- Directed by: Frieder Schlaich
- Written by: Klaus Pohl Frieder Schlaich
- Produced by: Irene von Alberti
- Starring: Isaach De Bankolé Barnaby Metschurat Hanno Friedrich Eva Mattes Lara Kugler Sigrid Burkholder
- Cinematography: Volker Tittel
- Edited by: Magdolna Rokob
- Music by: Don Philippe
- Production company: Filmgalerie 451
- Release date: 1999;
- Running time: 82 minutes
- Country: Germany
- Language: German

= Otomo (film) =

1999 film

Otomo is a 1999 German drama film directed by Frieder Schlaich, distributed by ArtMattan productions. The plot is a fictionalised account of the events that led up to the 1989 double murder of police officers Harald Poppe and Peter Quast in Stuttgart, and follows the perpetrator, Frederic Otomo (portrayed by Isaach de Bankolé), in a reconstruction of the hours leading up to the killings.
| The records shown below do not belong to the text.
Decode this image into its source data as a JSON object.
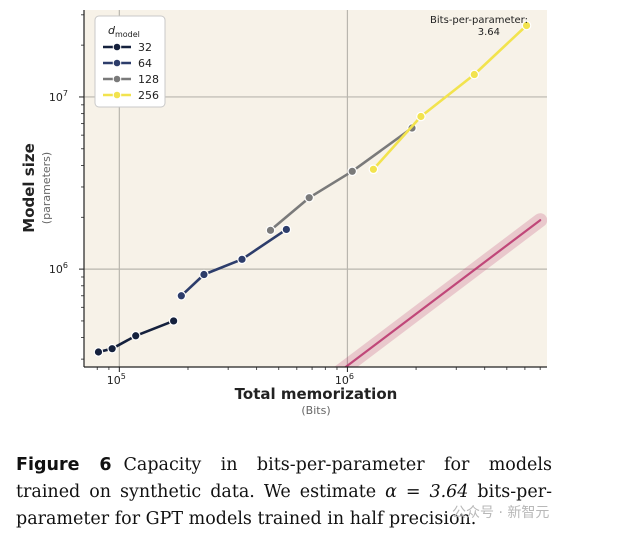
{
  "chart_data": {
    "type": "line",
    "title": "",
    "xlabel": "Total memorization",
    "xlabel_sub": "(Bits)",
    "ylabel": "Model size",
    "ylabel_sub": "(parameters)",
    "xscale": "log",
    "yscale": "log",
    "xlim": [
      70000,
      7500000
    ],
    "ylim": [
      270000,
      32000000
    ],
    "x_ticks": [
      {
        "value": 100000,
        "base": "10",
        "exp": "5"
      },
      {
        "value": 1000000,
        "base": "10",
        "exp": "6"
      }
    ],
    "y_ticks": [
      {
        "value": 1000000,
        "base": "10",
        "exp": "6"
      },
      {
        "value": 10000000,
        "base": "10",
        "exp": "7"
      }
    ],
    "grid": true,
    "legend": {
      "title": "d",
      "title_sub": "model",
      "placement": "top-left"
    },
    "annotation": {
      "line1": "Bits-per-parameter:",
      "line2": "3.64"
    },
    "fit": {
      "label": "Bits-per-parameter: 3.64",
      "bits_per_parameter": 3.64,
      "color": "#b9306a",
      "x": [
        185000,
        7000000
      ]
    },
    "series": [
      {
        "name": "32",
        "color": "#15213d",
        "x": [
          81000,
          93000,
          118000,
          173000
        ],
        "y": [
          330000,
          345000,
          410000,
          500000
        ]
      },
      {
        "name": "64",
        "color": "#2d3d6b",
        "x": [
          187000,
          235000,
          345000,
          540000
        ],
        "y": [
          700000,
          930000,
          1140000,
          1700000
        ]
      },
      {
        "name": "128",
        "color": "#7a7a7a",
        "x": [
          460000,
          680000,
          1050000,
          1920000
        ],
        "y": [
          1680000,
          2600000,
          3700000,
          6600000
        ]
      },
      {
        "name": "256",
        "color": "#f2e34e",
        "x": [
          1300000,
          2100000,
          3600000,
          6100000
        ],
        "y": [
          3800000,
          7700000,
          13500000,
          26000000
        ]
      }
    ]
  },
  "caption": {
    "label": "Figure 6",
    "text_before": "Capacity in bits-per-parameter for models trained on synthetic data. We estimate ",
    "math": "α = 3.64",
    "text_after": " bits-per-parameter for GPT models trained in half precision."
  },
  "watermark": "公众号 · 新智元"
}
Otomo was the winner of numerous awards, including the Diversity in Spirit Award, Vancouver 2000, Best Film, Belgamo 2000, Best Actress, Valinciennes 2000 and a Kino Award.

== Plot ==
The journey begins with Frederic Otomo departing from his home, early one morning, to get a job at a factory in Stuttgart. There, he is refused employment from a cast of German workers, predicated upon the claim that his shoes are not proper for the work. Later, he departs for home on a train, disappointed, to be kicked off of the train by a ticket inspector who claims that his ticket has expired. Suddenly, Otomo becomes a fugitive when the ticket inspector refuses to let him off of the train, and instead tries to have him arrested. Fleeing, he later encounters a grandmother who attempts to help him escape Stuttgart, to Amsterdam. He kisses her then leaves, and is finally caught by police officers, while he is waiting for her on a bridge. Left no choice but to defend himself, Otomo, in desperation, stabs the five officers, and one of them shoots him dead.
== Critical reviews ==
The film received generally positive reviews from Western critics. The review aggregator Rotten Tomatoes reported that 100% of critics gave the film positive reviews based on 10 reviews. Metacritic reported that the film had an average score of 60 out of 100, based on 8 critic reviews.
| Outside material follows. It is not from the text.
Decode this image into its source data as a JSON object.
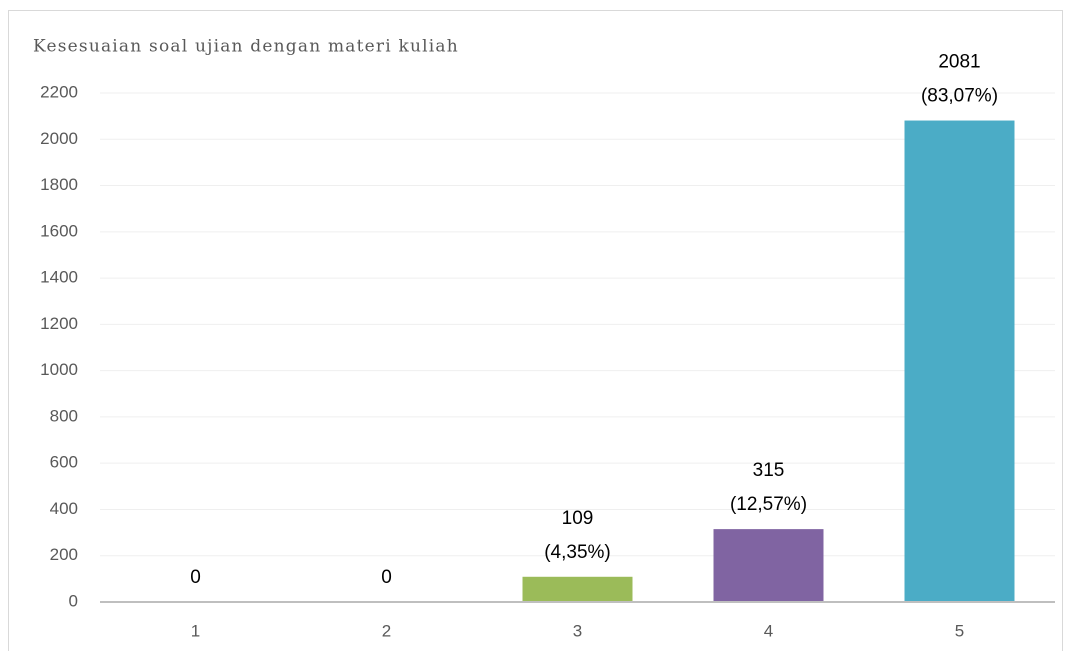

The New York Times wrote a favorable review of the film. The New York Post described the film as a critique of Germany's government bureaucracy which "sentences refugees to misery by not allowing them to work".

== Background ==
The movie is a fictionalized account of an event that occurred on 8 August 1989 in Stuttgart. Frederic Otomo, a Cameroonian who also used the name of Albert Ament from Liberia, was wanted for assaulting a tram employee when police located him within a few hours of the incident. He then attacked the arresting officers with a bayonet hidden in a rolled-up newspaper, killing officers Harald Poppe and Peter Quast and wounding three others. A wounded officer fatally shot Otomo shortly after. See :de:Polizistenmord auf der Gaisburger Brücke

Director Frieder Schaich, a native of Stuttgart, was inspired to make the film after the killings spread hysteria against any foreign workers through press reports. Schaich believed that Otomo, having fled from a war-torn region, was likely affected by a traumatic past and sought to find out more about Otomo's background. However, Schaich found no background information about Otomo in news reports while inquiries to Stuttgart administrators and social workers were denied. Discovering that Otomo was denied a job opportunity the day of the stabbing, Schaich was motivated to write the screenplay for the film with playwright Klaus Pohl as an exploration of how dismissive attitudes and mistreatment by German public officials and citizens might have led an already mentally unbalanced Otomo to commit the killings.